In the fresh light Jesse scanned the room, which seemed to be where Onslow kept his stock. The shelves were bounteously full. Jesse admired the novelty and variety of what he saw. Then he found a burlap bag abandoned in a corner, and began methodically to fill it.
Coming through the lobby of the Excelsior with the bag draped over his shoulder made him feel like some kind of criminal St. Nicholas. The night clerk gave him a hard stare but said nothing. Upstairs, Elizabeth was waiting for him. “Where’d you go?”
He came inside and closed the door. “Onslow’s back room.”
“You broke in?”
He nodded.
“Uh-huh,” Elizabeth said. She stared at the bag. “So what’s that? I hope to hell it’s not full of Oakleys.”
“I wish it was. It wouldn’t be so cursed heavy.” He emptied the bag on the bed. He didn’t know what a Glock automatic pistol weighed, but he guessed about two pounds. And here were twenty of them.
6
The woman’s name was Zaina Baumgartner, her title was “events manager,” and her job was to arrange stage and screen presentations in both towers of the City—show business, in other words.

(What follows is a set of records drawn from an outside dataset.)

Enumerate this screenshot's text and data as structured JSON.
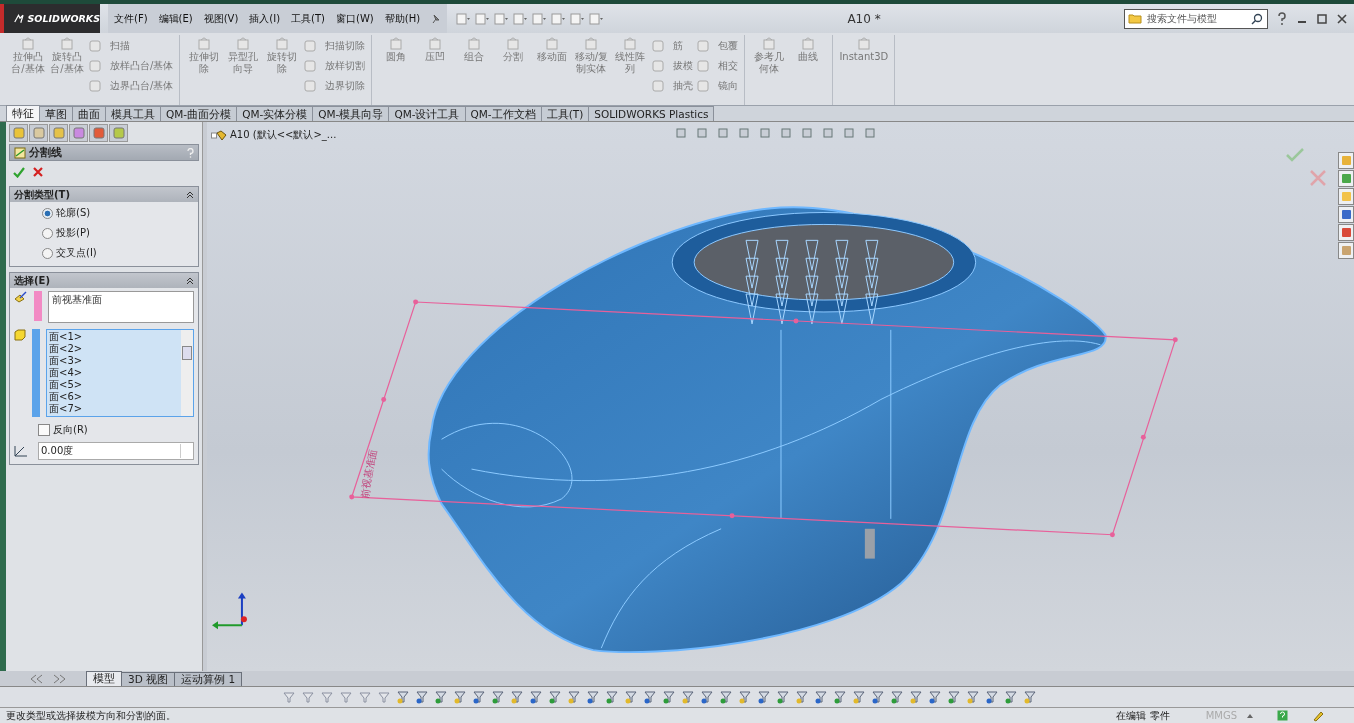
{
  "app": {
    "logo": "SOLIDWORKS",
    "menu": [
      "文件(F)",
      "编辑(E)",
      "视图(V)",
      "插入(I)",
      "工具(T)",
      "窗口(W)",
      "帮助(H)"
    ],
    "document_title": "A10 *",
    "search": {
      "placeholder": "搜索文件与模型"
    }
  },
  "ribbon": {
    "groups": [
      {
        "items": [
          {
            "kind": "large",
            "label": "拉伸凸台/基体"
          },
          {
            "kind": "large",
            "label": "旋转凸台/基体"
          },
          {
            "kind": "column",
            "labels": [
              "扫描",
              "放样凸台/基体",
              "边界凸台/基体"
            ]
          }
        ]
      },
      {
        "items": [
          {
            "kind": "large",
            "label": "拉伸切除"
          },
          {
            "kind": "large",
            "label": "异型孔向导"
          },
          {
            "kind": "large",
            "label": "旋转切除"
          },
          {
            "kind": "column",
            "labels": [
              "扫描切除",
              "放样切割",
              "边界切除"
            ]
          }
        ]
      },
      {
        "items": [
          {
            "kind": "large",
            "label": "圆角"
          },
          {
            "kind": "large",
            "label": "压凹"
          },
          {
            "kind": "large",
            "label": "组合"
          },
          {
            "kind": "large",
            "label": "分割"
          },
          {
            "kind": "large",
            "label": "移动面"
          },
          {
            "kind": "large",
            "label": "移动/复制实体"
          },
          {
            "kind": "large",
            "label": "线性阵列"
          },
          {
            "kind": "column",
            "labels": [
              "筋",
              "拔模",
              "抽壳"
            ]
          },
          {
            "kind": "column",
            "labels": [
              "包覆",
              "相交",
              "镜向"
            ]
          }
        ]
      },
      {
        "items": [
          {
            "kind": "large",
            "label": "参考几何体"
          },
          {
            "kind": "large",
            "label": "曲线"
          }
        ]
      },
      {
        "items": [
          {
            "kind": "large",
            "label": "Instant3D"
          }
        ]
      }
    ]
  },
  "command_tabs": [
    {
      "label": "特征",
      "selected": true
    },
    {
      "label": "草图",
      "selected": false
    },
    {
      "label": "曲面",
      "selected": false
    },
    {
      "label": "模具工具",
      "selected": false
    },
    {
      "label": "QM-曲面分模",
      "selected": false
    },
    {
      "label": "QM-实体分模",
      "selected": false
    },
    {
      "label": "QM-模具向导",
      "selected": false
    },
    {
      "label": "QM-设计工具",
      "selected": false
    },
    {
      "label": "QM-工作文档",
      "selected": false
    },
    {
      "label": "工具(T)",
      "selected": false
    },
    {
      "label": "SOLIDWORKS Plastics",
      "selected": false
    }
  ],
  "property_manager": {
    "title": "分割线",
    "sections": [
      {
        "kind": "radios",
        "title": "分割类型(T)",
        "options": [
          {
            "label": "轮廓(S)",
            "selected": true
          },
          {
            "label": "投影(P)",
            "selected": false
          },
          {
            "label": "交叉点(I)",
            "selected": false
          }
        ]
      },
      {
        "kind": "selection",
        "title": "选择(E)",
        "plane": "前视基准面",
        "faces": [
          "面<1>",
          "面<2>",
          "面<3>",
          "面<4>",
          "面<5>",
          "面<6>",
          "面<7>"
        ],
        "reverse": {
          "label": "反向(R)",
          "checked": false
        },
        "angle": "0.00度"
      }
    ]
  },
  "viewport": {
    "tree_root": "A10  (默认<<默认>_...",
    "plane_label": "前视基准面"
  },
  "bottom_tabs": [
    {
      "label": "模型",
      "selected": true
    },
    {
      "label": "3D 视图",
      "selected": false
    },
    {
      "label": "运动算例 1",
      "selected": false
    }
  ],
  "status_bar": {
    "message": "更改类型或选择拔模方向和分割的面。",
    "mode": "在编辑 零件",
    "units": "MMGS"
  }
}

Jesse had not known many show people, certainly none from the twenty-first century. He wondered if Baumgartner was a representative example. She was tall and almost unnaturally thin, her gestures were nervous, and she seemed to regard Elizabeth and Jesse as lesser creatures bent on distracting her from the more important things in life. Elizabeth’s first words on stepping into Baumgartner’s Tower One office were, “We need to ask you a few questions.” Baumgartner said, “But I have a screening.”